User talk:AzaToth/wikimgrab.pl

From Wikimedia Commons, the free media repository
Jump to navigation Jump to search

Re-directs[edit]

The script in its current form does not cope with re-directs, e.g try

perl wikimgrab.pl Donkey.jpg

where [[File:Donkey.jpg]] produces an image, and http://commons.wikimedia.org/wiki/File:Donkey.jpg currently exists, referencing "File:Donkey (Equus asinus) at Disney's Animal Kingdom (16-01-2005).jpg"

HYanWong (talk) 11:37, 21 February 2013 (UTC)[reply]

New code[edit]

I've been altering the code on the main page to cope with a few edge cases, where the actual image resource has been moved elsewhere (I hope it's not bad for to alter someone else's user pages). My changes have, however, made the code look more cumbersome.

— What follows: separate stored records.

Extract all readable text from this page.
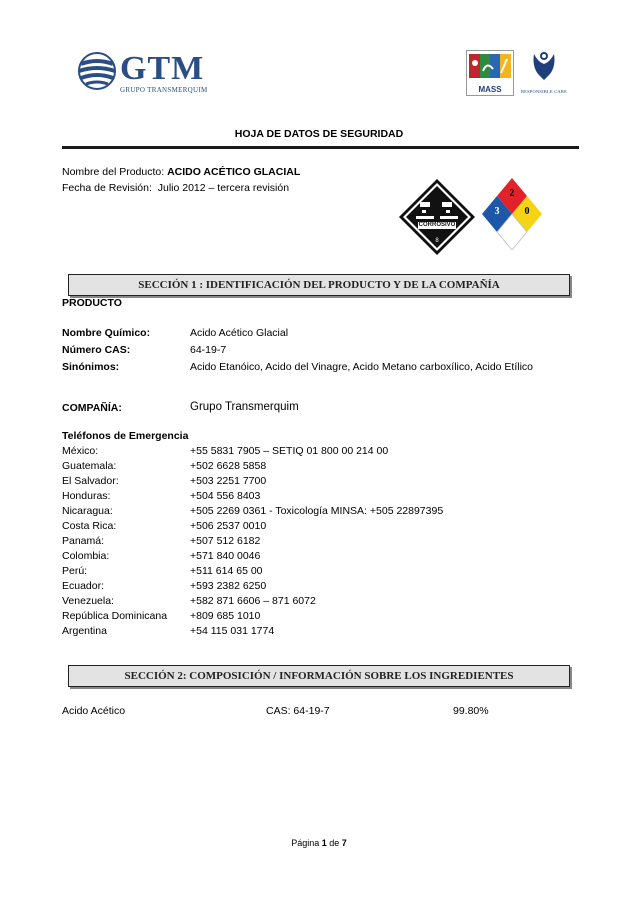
GTM
GRUPO TRANSMERQUIM	MASS	RESPONSIBLE CARE
HOJA DE DATOS DE SEGURIDAD
Nombre del Producto: ACIDO ACÉTICO GLACIAL
Fecha de Revisión: Julio 2012 – tercera revisión
CORROSIVO
8
2
3	0
SECCIÓN 1 : IDENTIFICACIÓN DEL PRODUCTO Y DE LA COMPAÑÍA
PRODUCTO
Nombre Químico:	Acido Acético Glacial
Número CAS:	64-19-7
Sinónimos:	Acido Etanóico, Acido del Vinagre, Acido Metano carboxílico, Acido Etílico
COMPAÑÍA:	Grupo Transmerquim
Teléfonos de Emergencia
México:	+55 5831 7905 – SETIQ 01 800 00 214 00
Guatemala:	+502 6628 5858
El Salvador:	+503 2251 7700
Honduras:	+504 556 8403
Nicaragua:	+505 2269 0361 - Toxicología MINSA: +505 22897395
Costa Rica:	+506 2537 0010
Panamá:	+507 512 6182
Colombia:	+571 840 0046
Perú:	+511 614 65 00
Ecuador:	+593 2382 6250
Venezuela:	+582 871 6606 – 871 6072
República Dominicana +809 685 1010
Argentina	+54 115 031 1774
SECCIÓN 2: COMPOSICIÓN / INFORMACIÓN SOBRE LOS INGREDIENTES
Acido Acético	CAS: 64-19-7	99.80%
Página 1 de 7
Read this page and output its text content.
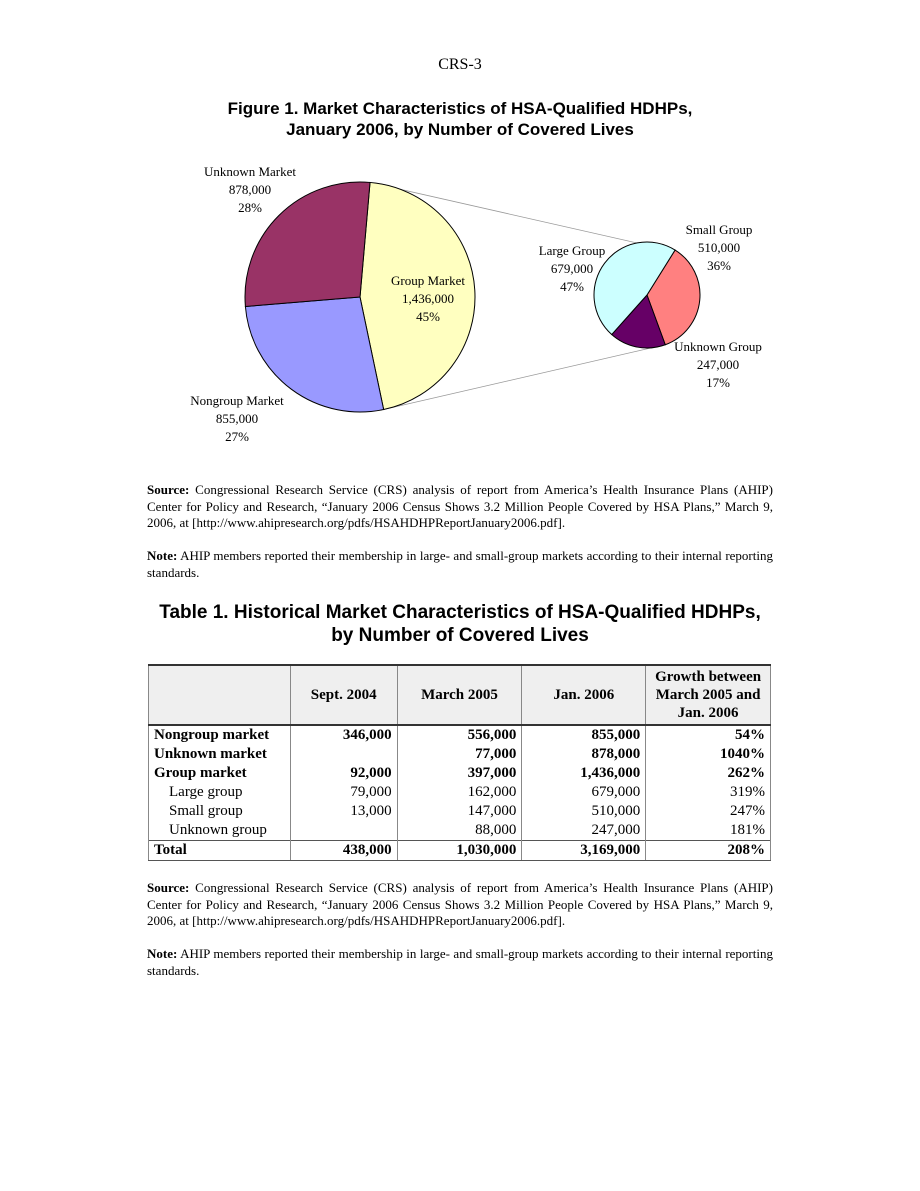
CRS-3
Figure 1. Market Characteristics of HSA-Qualified HDHPs,
January 2006, by Number of Covered Lives
Group Market
1,436,000
45%
Nongroup Market
855,000
27%
Unknown Market
878,000
28%
Small Group
510,000
36%
Unknown Group
247,000
17%
Large Group
679,000
47%
Source: Congressional Research Service (CRS) analysis of report from America’s Health Insurance Plans (AHIP) Center for Policy and Research, “January 2006 Census Shows 3.2 Million People Covered by HSA Plans,” March 9, 2006, at [http://www.ahipresearch.org/pdfs/HSAHDHPReportJanuary2006.pdf].
Note: AHIP members reported their membership in large- and small-group markets according to their internal reporting standards.
Table 1. Historical Market Characteristics of HSA-Qualified HDHPs,
by Number of Covered Lives
	Sept. 2004	March 2005	Jan. 2006	Growth between March 2005 and Jan. 2006
Nongroup market	346,000	556,000	855,000	54%
Unknown market		77,000	878,000	1040%
Group market	92,000	397,000	1,436,000	262%
Large group	79,000	162,000	679,000	319%
Small group	13,000	147,000	510,000	247%
Unknown group		88,000	247,000	181%
Total	438,000	1,030,000	3,169,000	208%
Source: Congressional Research Service (CRS) analysis of report from America’s Health Insurance Plans (AHIP) Center for Policy and Research, “January 2006 Census Shows 3.2 Million People Covered by HSA Plans,” March 9, 2006, at [http://www.ahipresearch.org/pdfs/HSAHDHPReportJanuary2006.pdf].
Note: AHIP members reported their membership in large- and small-group markets according to their internal reporting standards.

Below is a slight re-write that is a little shorter, clearer, and easier to understand, I think.

I'll leave it up to the talk page owner to decide if this code is preferable.

#!/usr/bin/perl
 
use strict;
use warnings;
use URI::Escape;
use Digest::MD5 qw(md5_hex);
use LWP::UserAgent;
 
my $ua = LWP::UserAgent->new;
$ua->timeout(15);
$ua->env_proxy;
$ua->show_progress(1);

sub get_image {
  my $user_agent = shift;
  my $image = uri_unescape(shift);

  $image =~ s/ /_/g;
  $image =~ s/^(File|Image)://ig;
  $image =~ s/^(\w)/uc($1)/e;
 
  my $digest = lc(md5_hex( $image ));
  my $a = substr $digest, 0, 1;
  my $b = substr $digest, 0, 2;
  my $path = "http://upload.wikimedia.org/wikipedia/commons/$a/$b/$image";
  return($user_agent->mirror( $path, $image ))
}

foreach my $imageName ( @ARGV ) {
  if (get_image($ua, $imageName)->is_error) { #if failed, look for redirects
    warn("Could not get image directly - looking for alternative name on main image page.");
    my $basepage = "http://commons.wikimedia.org/wiki/File:$imageName";
    my $response = $ua->get($basepage);
    if ($response->content =~ m!<link rel="canonical" href="/wiki/(.+?)"!) {
      get_image($ua, $1); #found an alternative "canonical" link
    } else {
      get_image($ua, $response->filename); #this could be a redirect 
    }
  }
}

HYanWong (talk) 00:57, 22 February 2013 (UTC)[reply]